I left Sue to calm the horse down and take the cops back to the station and do the necessary paper work.
The police were now into this horse saving thing and took me around town to shops they knew of that could help with milk, teats etc. But only one store was open and they didn’t have anything for horses except the teat. They recommended using normal full cream milk.
Returning home the foal was much calmer and had taken to Sue. It even looked happy to see me. I untied the rope from its neck and then I was its mother. Where ever I went it followed. By this stage I needed a beer and went inside to get one – it just followed me straight in.
It was full of energy a ran circles around our house.
Sue was now on her phone to a friend of ours just outside Francistown who does horse rescue and plans were made to get this baby to her that evening. But of course there is always a problem. There is a vet fence between us and Francistown, so we needed permission to get the horse through it.

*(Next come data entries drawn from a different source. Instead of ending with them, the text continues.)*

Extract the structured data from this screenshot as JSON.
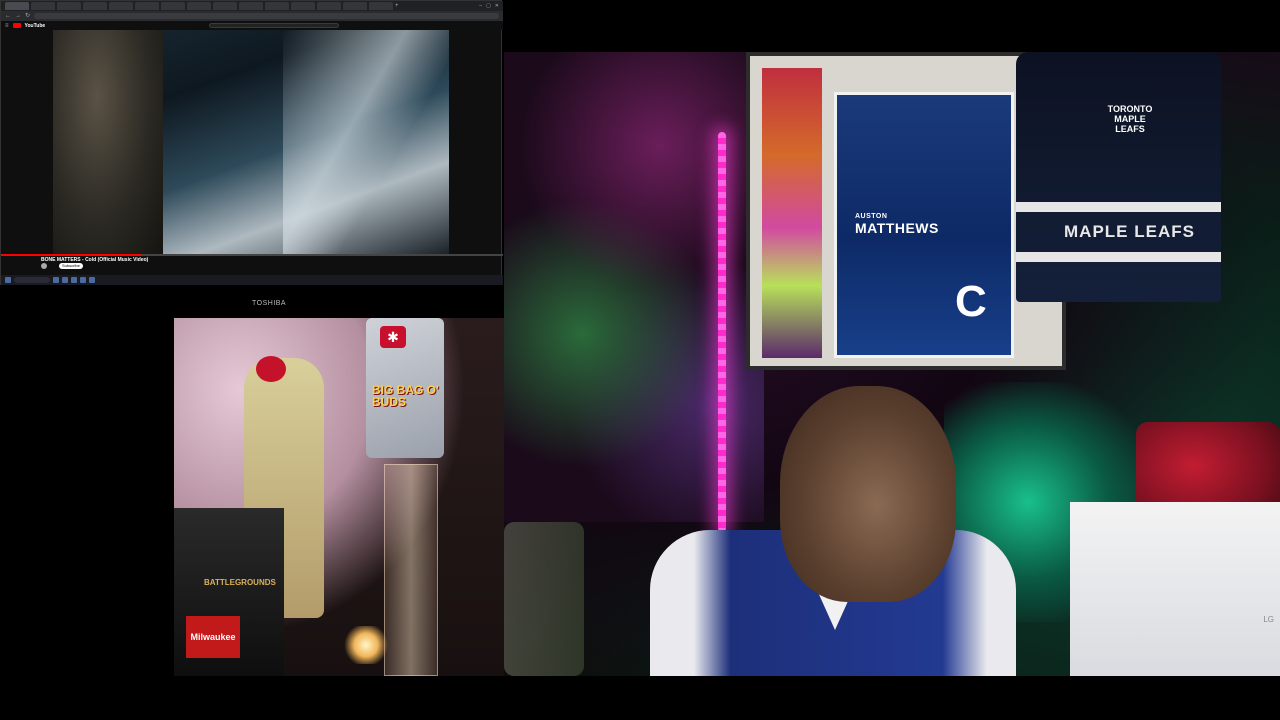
{
  "browser": {
    "tabs": [
      "",
      "",
      "",
      "",
      "",
      "",
      "",
      "",
      "",
      "",
      "",
      "",
      "",
      "",
      ""
    ],
    "active_tab": 0,
    "url": "",
    "site": "YouTube"
  },
  "player": {
    "title": "BONE MATTERS - Cold (Official Music Video)",
    "channel": "",
    "subscribe_label": "Subscribe",
    "progress": 0.28,
    "actions": [
      "",
      "",
      "",
      "",
      "",
      ""
    ],
    "up_next": ""
  },
  "cam2": {
    "label": "TOSHIBA"
  },
  "scene": {
    "poster_name_line1": "AUSTON",
    "poster_name_line2": "MATTHEWS",
    "poster_letter": "C",
    "jersey_logo": "TORONTO MAPLE LEAFS",
    "jersey_word": "MAPLE LEAFS",
    "washer_brand": "LG",
    "bag_text": "BIG BAG O' BUDS",
    "beer_text": "BATTLEGROUNDS",
    "beer_brand": "Milwaukee"
  },
  "colors": {
    "led": "#ff2acb",
    "youtube_red": "#ff0000",
    "jersey_blue": "#233a92"
  }
}
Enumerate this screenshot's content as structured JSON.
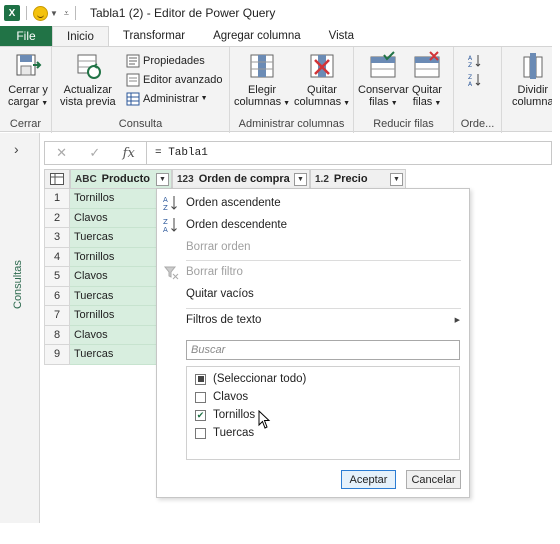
{
  "window": {
    "title": "Tabla1 (2) - Editor de Power Query"
  },
  "tabs": [
    {
      "label": "File"
    },
    {
      "label": "Inicio"
    },
    {
      "label": "Transformar"
    },
    {
      "label": "Agregar columna"
    },
    {
      "label": "Vista"
    }
  ],
  "ribbon": {
    "cerrar": {
      "button": "Cerrar y cargar",
      "line1": "Cerrar y",
      "line2": "cargar",
      "group": "Cerrar"
    },
    "consulta": {
      "actualizar_line1": "Actualizar",
      "actualizar_line2": "vista previa",
      "propiedades": "Propiedades",
      "editor_avanzado": "Editor avanzado",
      "administrar": "Administrar",
      "group": "Consulta"
    },
    "columnas": {
      "elegir_line1": "Elegir",
      "elegir_line2": "columnas",
      "quitar_line1": "Quitar",
      "quitar_line2": "columnas",
      "group": "Administrar columnas"
    },
    "filas": {
      "conservar_line1": "Conservar",
      "conservar_line2": "filas",
      "quitar_line1": "Quitar",
      "quitar_line2": "filas",
      "group": "Reducir filas"
    },
    "ordenar": {
      "group": "Orde..."
    },
    "dividir": {
      "line1": "Dividir",
      "line2": "columna"
    }
  },
  "left_pane": {
    "label": "Consultas"
  },
  "formula_bar": {
    "formula": "= Tabla1"
  },
  "grid": {
    "columns": [
      {
        "type": "ABC",
        "name": "Producto"
      },
      {
        "type": "123",
        "name": "Orden de compra"
      },
      {
        "type": "1.2",
        "name": "Precio"
      }
    ],
    "rows": [
      {
        "n": "1",
        "producto": "Tornillos"
      },
      {
        "n": "2",
        "producto": "Clavos"
      },
      {
        "n": "3",
        "producto": "Tuercas"
      },
      {
        "n": "4",
        "producto": "Tornillos"
      },
      {
        "n": "5",
        "producto": "Clavos"
      },
      {
        "n": "6",
        "producto": "Tuercas"
      },
      {
        "n": "7",
        "producto": "Tornillos"
      },
      {
        "n": "8",
        "producto": "Clavos"
      },
      {
        "n": "9",
        "producto": "Tuercas"
      }
    ]
  },
  "filter_menu": {
    "orden_ascendente": "Orden ascendente",
    "orden_descendente": "Orden descendente",
    "borrar_orden": "Borrar orden",
    "borrar_filtro": "Borrar filtro",
    "quitar_vacios": "Quitar vacíos",
    "filtros_texto": "Filtros de texto",
    "search_placeholder": "Buscar",
    "items": [
      {
        "label": "(Seleccionar todo)",
        "state": "partial"
      },
      {
        "label": "Clavos",
        "state": "unchecked"
      },
      {
        "label": "Tornillos",
        "state": "checked"
      },
      {
        "label": "Tuercas",
        "state": "unchecked"
      }
    ],
    "aceptar": "Aceptar",
    "cancelar": "Cancelar"
  },
  "colors": {
    "accent": "#217346",
    "selected_column": "#d8eedf"
  }
}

Whilst I tried to keep the horse away from my nice plants and to the weed patch at the back of the garden, which he was not interested in, and battling to get him to drink from a bottle Sue went to the Police for permission to move the horse. She was told that she would have to talk to somebody from the stock theft unit and he would only be in tomorrow.
So we had to keep this baby alive for a night, our secure veggie garden covered with shade cloth was our best option.
Back at the Police Station Sue was told that we could not move the horse yet and we had to keep it in our garden until Saturday at which time we will be told if 1. an owner had been found, 2. the police would take it to a center for abandoned animals, or 3. we could keep it.
We need for the horse to eat, and as it was keen to eat my plants we thought we could get it to eat lucerne – but to find anything like that here, especially on Christmas day is impossible. We headed into the bush to look for grass we could pick – only to be reminded that we live in a desert.
Something we did have is Weetbix – a cereal. Mixed with milk we soon had the foal feeding. Not with manners of a well brought kid, both the horse and I were covered in cereal. But it was eating and we could relax.
The sun began to set whilst we enjoyed a beer – so that’s how we spent Christmas. Saved a life and didn’t stuff ourselves full with turkey. The highlight of the day was seeing the foal doing a poo.